I disagree for public/open-source software, because: So many kinds of software actually have good names. Yes they use mythical names but with the similar function or relatedness.

Meanwhile, I agree for internal names, because: So many (legacy) code I worked with had terrible naming. This goes beyond only the names themselves but also their capitalization or consistency. I kid you not, in a $FAANG company I saw "SpidermanActivity" and "BatmanActivity" on a system that is used by Tier-1 services' on-calls.

> (Although this thing was not a Tier-1 service, it was not also completely Tier-2 either, as it was actively supporting operations of Tier-1 services, depending on the incident, a downtime could cause significant problems...)

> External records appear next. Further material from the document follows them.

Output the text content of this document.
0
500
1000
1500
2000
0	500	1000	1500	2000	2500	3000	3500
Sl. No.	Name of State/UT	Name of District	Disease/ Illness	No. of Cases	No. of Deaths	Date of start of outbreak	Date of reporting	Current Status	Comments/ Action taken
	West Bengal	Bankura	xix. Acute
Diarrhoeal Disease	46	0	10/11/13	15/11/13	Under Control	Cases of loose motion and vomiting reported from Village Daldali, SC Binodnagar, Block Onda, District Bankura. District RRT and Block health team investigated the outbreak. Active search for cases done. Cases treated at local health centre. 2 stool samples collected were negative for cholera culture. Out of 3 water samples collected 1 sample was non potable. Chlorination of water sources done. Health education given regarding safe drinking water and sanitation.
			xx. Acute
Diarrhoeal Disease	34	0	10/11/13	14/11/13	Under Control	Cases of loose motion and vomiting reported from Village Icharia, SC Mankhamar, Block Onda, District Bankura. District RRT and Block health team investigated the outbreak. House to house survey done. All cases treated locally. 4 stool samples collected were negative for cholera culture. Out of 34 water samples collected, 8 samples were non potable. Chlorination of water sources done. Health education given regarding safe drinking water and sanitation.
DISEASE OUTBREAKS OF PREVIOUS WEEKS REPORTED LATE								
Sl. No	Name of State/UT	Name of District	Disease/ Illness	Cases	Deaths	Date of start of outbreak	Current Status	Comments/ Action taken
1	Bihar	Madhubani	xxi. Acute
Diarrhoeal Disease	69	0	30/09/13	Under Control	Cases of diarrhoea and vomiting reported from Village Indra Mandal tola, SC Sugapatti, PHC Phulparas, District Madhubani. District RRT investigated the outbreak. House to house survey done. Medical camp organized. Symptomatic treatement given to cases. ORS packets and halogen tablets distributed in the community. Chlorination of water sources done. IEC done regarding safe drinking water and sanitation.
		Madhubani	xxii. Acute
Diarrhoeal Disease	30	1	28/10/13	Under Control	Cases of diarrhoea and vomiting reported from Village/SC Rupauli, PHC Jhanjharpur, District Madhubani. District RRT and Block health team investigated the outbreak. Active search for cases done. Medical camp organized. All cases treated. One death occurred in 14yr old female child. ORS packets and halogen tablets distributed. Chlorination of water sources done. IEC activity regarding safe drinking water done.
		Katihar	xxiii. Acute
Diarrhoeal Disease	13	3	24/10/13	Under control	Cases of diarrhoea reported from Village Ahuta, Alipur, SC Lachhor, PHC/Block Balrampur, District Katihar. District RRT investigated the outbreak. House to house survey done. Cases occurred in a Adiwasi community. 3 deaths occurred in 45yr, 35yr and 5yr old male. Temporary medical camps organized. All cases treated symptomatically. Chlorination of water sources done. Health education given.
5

Imagine you are trying to make sense of a large system, which has maybe tens of dependencies and as much of dependents, you are also trying to remember which API was Spiderman and how it related to the business at all...

More on the naming conventions, the horrible case of acronyms (which spans outside of software engineering) and PMs creating polls/surveys for "fun names for our new shiny thing that does X but we don't wanna call it that".

Going even lower-levels, engineers themselves are not careful. I had way too many CDK stacks named with not only varying dash vs underscore differences, but also with subtle "case-sensitivity" differences.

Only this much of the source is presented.